Mais lorsque le soulèvement palestinien de 1987 a explosé, et que notre camp est devenu un champ de bataille entre les jeteurs de pierres et l’armée israélienne, la simple survie est devenue la nouvelle obsession de Papa. Notre maison était la plus proche de Red Square, nommée ainsi à cause du sang qui y avait été versé, et elle bordait aussi le "Cimetière des Martyrs".

Comment un père peut-il protéger convenablement sa famille dans un tel environnement ? Les soldats israéliens ont pris notre maison d’assaut des centaines de fois ; c’est toujours lui qui, d’une manière ou d’une autre, les contenait, suppliant pour la sécurité de ses enfants, pendant que nous étions blottis dans une pièce sombre, attendant notre sort. « Vous comprendrez lorsque vous aurez des enfants », dit-il à mes frères aînés, un jour où ils protestaient parce qu’il avait laissé les soldats le gifler. Notre papa « combattant de la liberté » se battait pour expliquer que l’amour de ses enfants peut surpasser son propre orgueil. Il a grandi à mes yeux, ce jour-là.
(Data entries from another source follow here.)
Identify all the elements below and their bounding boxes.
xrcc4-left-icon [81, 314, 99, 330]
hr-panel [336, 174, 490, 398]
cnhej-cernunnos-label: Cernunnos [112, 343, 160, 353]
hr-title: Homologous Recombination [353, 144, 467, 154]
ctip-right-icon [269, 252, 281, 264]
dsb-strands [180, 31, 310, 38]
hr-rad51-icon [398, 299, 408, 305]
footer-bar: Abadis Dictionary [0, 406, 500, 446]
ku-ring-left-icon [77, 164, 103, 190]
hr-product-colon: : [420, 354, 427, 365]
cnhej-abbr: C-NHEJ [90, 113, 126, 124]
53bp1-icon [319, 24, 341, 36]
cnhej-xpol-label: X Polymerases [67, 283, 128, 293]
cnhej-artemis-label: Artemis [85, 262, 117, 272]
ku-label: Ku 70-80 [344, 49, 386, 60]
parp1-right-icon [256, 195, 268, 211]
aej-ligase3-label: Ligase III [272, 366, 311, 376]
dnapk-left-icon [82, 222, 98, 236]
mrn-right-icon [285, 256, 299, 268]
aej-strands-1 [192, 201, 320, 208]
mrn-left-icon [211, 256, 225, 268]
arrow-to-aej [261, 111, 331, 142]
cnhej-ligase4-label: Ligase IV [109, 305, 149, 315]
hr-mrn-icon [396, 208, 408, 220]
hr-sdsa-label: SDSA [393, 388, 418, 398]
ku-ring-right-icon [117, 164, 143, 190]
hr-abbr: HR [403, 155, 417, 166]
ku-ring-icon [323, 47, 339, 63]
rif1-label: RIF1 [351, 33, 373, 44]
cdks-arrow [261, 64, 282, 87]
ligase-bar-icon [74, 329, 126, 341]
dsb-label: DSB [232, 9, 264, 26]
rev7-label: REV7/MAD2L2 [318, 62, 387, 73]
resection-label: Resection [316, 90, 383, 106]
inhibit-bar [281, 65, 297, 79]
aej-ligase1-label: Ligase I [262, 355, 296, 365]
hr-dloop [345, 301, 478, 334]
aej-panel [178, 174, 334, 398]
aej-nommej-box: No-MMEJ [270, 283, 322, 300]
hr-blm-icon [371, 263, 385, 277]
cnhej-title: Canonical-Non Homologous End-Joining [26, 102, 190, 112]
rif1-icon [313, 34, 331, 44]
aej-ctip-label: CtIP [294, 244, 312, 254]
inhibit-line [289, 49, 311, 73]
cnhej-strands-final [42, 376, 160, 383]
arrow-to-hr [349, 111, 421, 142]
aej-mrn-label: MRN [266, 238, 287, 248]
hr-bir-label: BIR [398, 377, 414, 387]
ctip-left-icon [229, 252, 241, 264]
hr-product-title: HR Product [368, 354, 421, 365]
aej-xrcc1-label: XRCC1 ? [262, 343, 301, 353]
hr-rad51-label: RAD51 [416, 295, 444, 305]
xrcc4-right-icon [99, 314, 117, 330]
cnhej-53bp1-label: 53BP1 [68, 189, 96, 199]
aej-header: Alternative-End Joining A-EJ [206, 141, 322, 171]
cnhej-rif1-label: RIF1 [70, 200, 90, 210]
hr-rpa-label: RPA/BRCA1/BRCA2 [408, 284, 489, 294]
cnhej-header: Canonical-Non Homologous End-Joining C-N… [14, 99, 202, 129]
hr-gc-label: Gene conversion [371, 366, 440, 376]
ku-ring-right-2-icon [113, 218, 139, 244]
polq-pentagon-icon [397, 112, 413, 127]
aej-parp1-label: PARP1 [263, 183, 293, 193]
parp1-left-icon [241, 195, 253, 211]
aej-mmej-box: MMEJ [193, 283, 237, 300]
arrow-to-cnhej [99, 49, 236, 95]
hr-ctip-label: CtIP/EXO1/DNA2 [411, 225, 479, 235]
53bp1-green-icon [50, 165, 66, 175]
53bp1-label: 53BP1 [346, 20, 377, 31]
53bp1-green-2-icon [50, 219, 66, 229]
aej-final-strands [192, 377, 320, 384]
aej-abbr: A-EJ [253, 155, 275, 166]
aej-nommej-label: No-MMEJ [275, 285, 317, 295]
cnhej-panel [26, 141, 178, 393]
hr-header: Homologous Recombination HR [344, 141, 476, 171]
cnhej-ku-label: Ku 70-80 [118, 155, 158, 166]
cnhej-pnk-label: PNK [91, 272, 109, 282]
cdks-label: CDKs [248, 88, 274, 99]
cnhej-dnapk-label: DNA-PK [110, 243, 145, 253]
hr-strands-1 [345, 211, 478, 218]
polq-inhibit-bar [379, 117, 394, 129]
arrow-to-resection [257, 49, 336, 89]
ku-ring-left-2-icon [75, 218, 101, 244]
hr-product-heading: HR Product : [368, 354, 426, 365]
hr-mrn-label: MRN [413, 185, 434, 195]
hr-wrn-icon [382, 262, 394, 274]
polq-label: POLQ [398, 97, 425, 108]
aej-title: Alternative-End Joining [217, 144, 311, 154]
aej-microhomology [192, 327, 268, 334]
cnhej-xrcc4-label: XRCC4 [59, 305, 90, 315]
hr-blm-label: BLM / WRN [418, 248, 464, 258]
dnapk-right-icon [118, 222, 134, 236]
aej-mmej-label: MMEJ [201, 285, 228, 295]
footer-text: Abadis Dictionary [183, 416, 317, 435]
Cela fait quatorze ans que j’ai vu mon père pour la dernière fois. Parce qu’aucun de ses enfants ne pouvait entrer à Gaza isolée, il est resté seul pour subvenir à ses besoins. Nous avons essayé de l’aider autant que nous pouvions, mais à quoi sert l’argent quand il n’y a pas de médicaments ? La dernière fois que nous avons discuté, il m’a dit qu’il craignait de mourir avant de voir mes enfants, mais j’ai promis que je trouverais le moyen. J’ai échoué.

Avec le siège de Gaza, la vie de mon père est devenue impossible. Ses maux n’étaient pas suffisamment « graves » pour les hôpitaux bondés de jeunes mutilés. Pendant le dernier massacre israélien, tous les espaces des hôpitaux ont été transformés en salle de chirurgie, et il n’y avait pas de place pour un vieil homme comme mon père. Toutes les tentatives pour le transférer dans un hôpital mieux équipé en Cisjordanie ont échoué, parce que les autorités israéliennes ont systématiquement refusé de lui donner le permis nécessaire.

« Je suis malade, fils, je suis malade », pleurait mon père lorsque je lui ai parlé deux jours avant sa mort. Il est mort, seul, le 18 mars, attendant d’être réuni avec mes frères en Cisjordanie. Il est mort en réfugié, mais en homme fier néanmoins.

La lutte de mon père a commencé il y a 60 ans, et elle s’est terminée il y a quelques jours. Des milliers de personnes sont venues à ses funérailles, de partout à Gaza, des gens opprimés qui ont partagé son calvaire, ses espoirs et ses combats, et qui l’ont accompagné au cimetière où il repose maintenant. Même un combattant opiniâtre mérite un moment de paix.